Many elements work together to make this glass ominous, including large and teeny lighting techniques, longer camera moves, moving between distinct closeup and wide shots, and what is not shown at different times.
Camera Moves
The fewer literal breaks in the action, the less chance for the audience to catch its breath. This oner also lets us take in the creative and stark light changes, including the way Grant’s shadow moves to let the glinting prism of the glass shine on the floor.
Glow Baby, Glow
Hitchcock put a small light in the milk to give it a phosphorescent glow, making it stand out. Once we’ve been tracing its luminescence so long through darkness, even in the more-lit room it feels . . . off.
High Contrast
Hitch goes hard here, not just framing glowing the white milk against a pitch black suit, but shrouding anything which could draw attention from the milk (specifically, Cary Grant’s face) in shadow.
This shot is notably different than the production’s promotional stills, which want to feature Grant’s handsome, suspicious mug as much as possible.
It’s best summed up in this quote from A Psychoanalysis of Milk: The Case of Alfred Hitchcock:
As [Johnnie] silently glides upstairs past a series of sentimental pictures that appear to portray flirtatious couples, he is a dense black mass silhouetted against the pale wall and the prominent dado-rail beneath it. The surface of this wall is dramatically latticed with shadows from the bannisters, as if the entire house is caught in a net. Or in a spider’s web. One of the publicity stills for the film included the following caption: ‘Cunning, suggested by spiderlike shadows, seems to climb the stairs hand in hand with Cary Grant as he carries a glass of (poisoned?) milk to Miss Fontaine.’ Johnnie’s own shadow, the spider weaving its way through the web, appears then disappears against this background.
Closeup to Wide, Light to Dark
As we recently looked at in this sequence from Interview with the Vampire, cutting between sharply contrasting shots within a tense sequence can heighten terror and suspense, whether moving from tight closeups to wide shots, or dark shots to light. Suspicion does both at once.
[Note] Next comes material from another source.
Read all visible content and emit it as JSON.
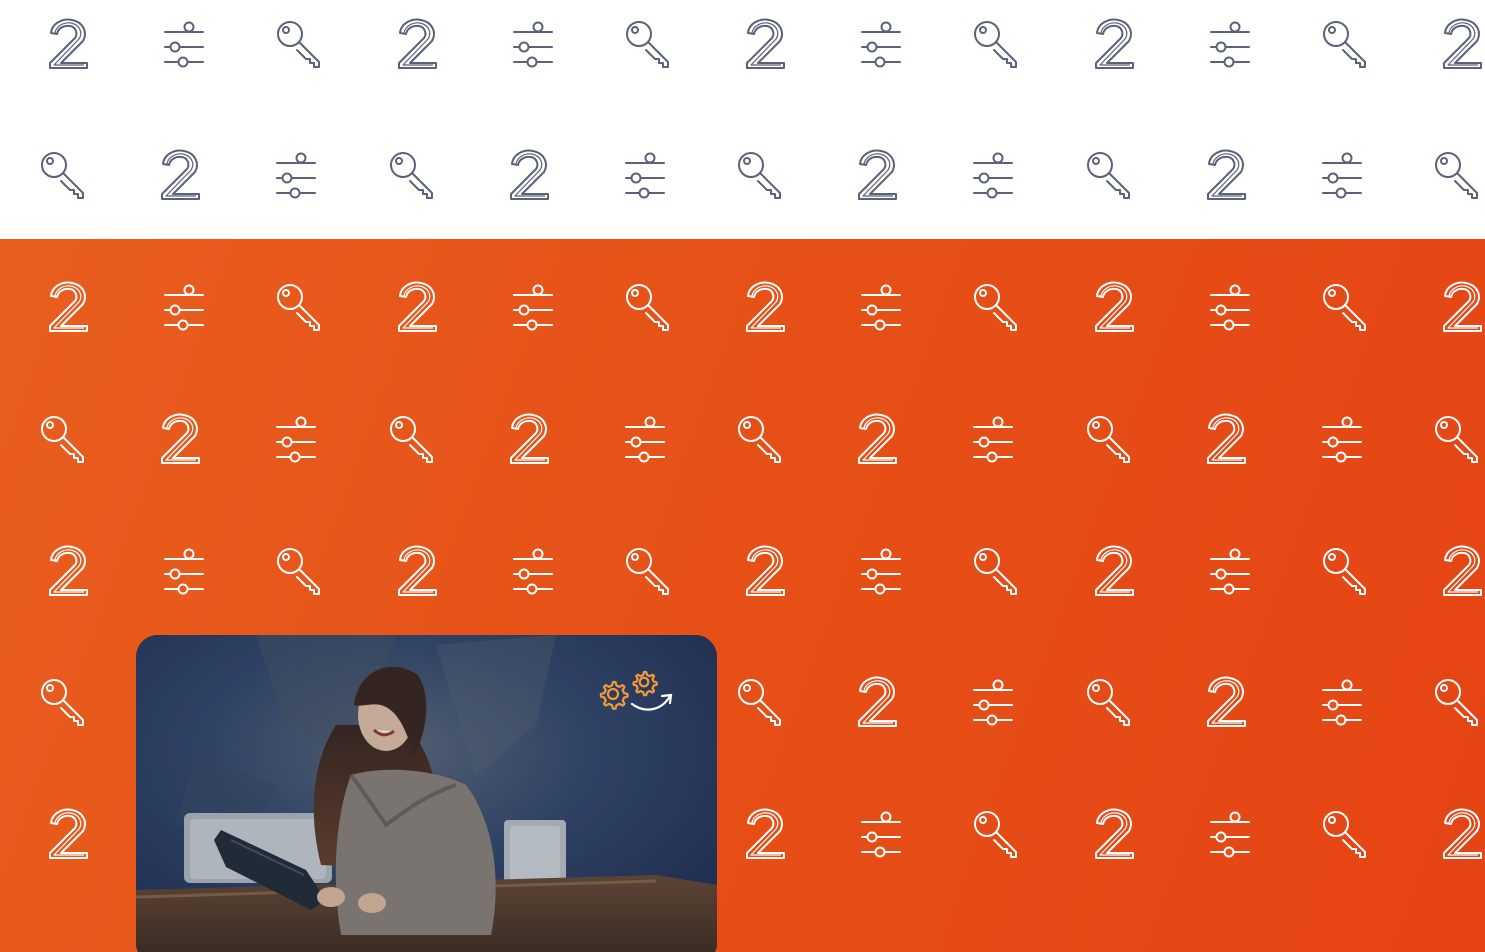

This sequence starts with a closeup of a clock before showing Lina alone in her large, lonely room, counting the moments. Rather than cutting from that shot to the wide of Johnnie carrying the milk, it moves in to look at a medium of her tense face above a bright white nightgown, holding a moment to let us absorb her tension before cutting to that stark, dark wide of Johnnie.
Note the medium shot of Lina (above) also shows us the empty spot on her night table where the milk will soon be set (below).
Takeaways
Hitchcock throws a whole toolbox of techniques at this sequence to heighten the tension, all in service of keeping us riveted to the suspicious glass and heightening our distrust of Johnnie.
The film was notoriously forced to renege on its ending which confirmed Johnnie’s murderous intent, but for those who read the signs, Hitchcock clearly signals Johnnie was up to no good.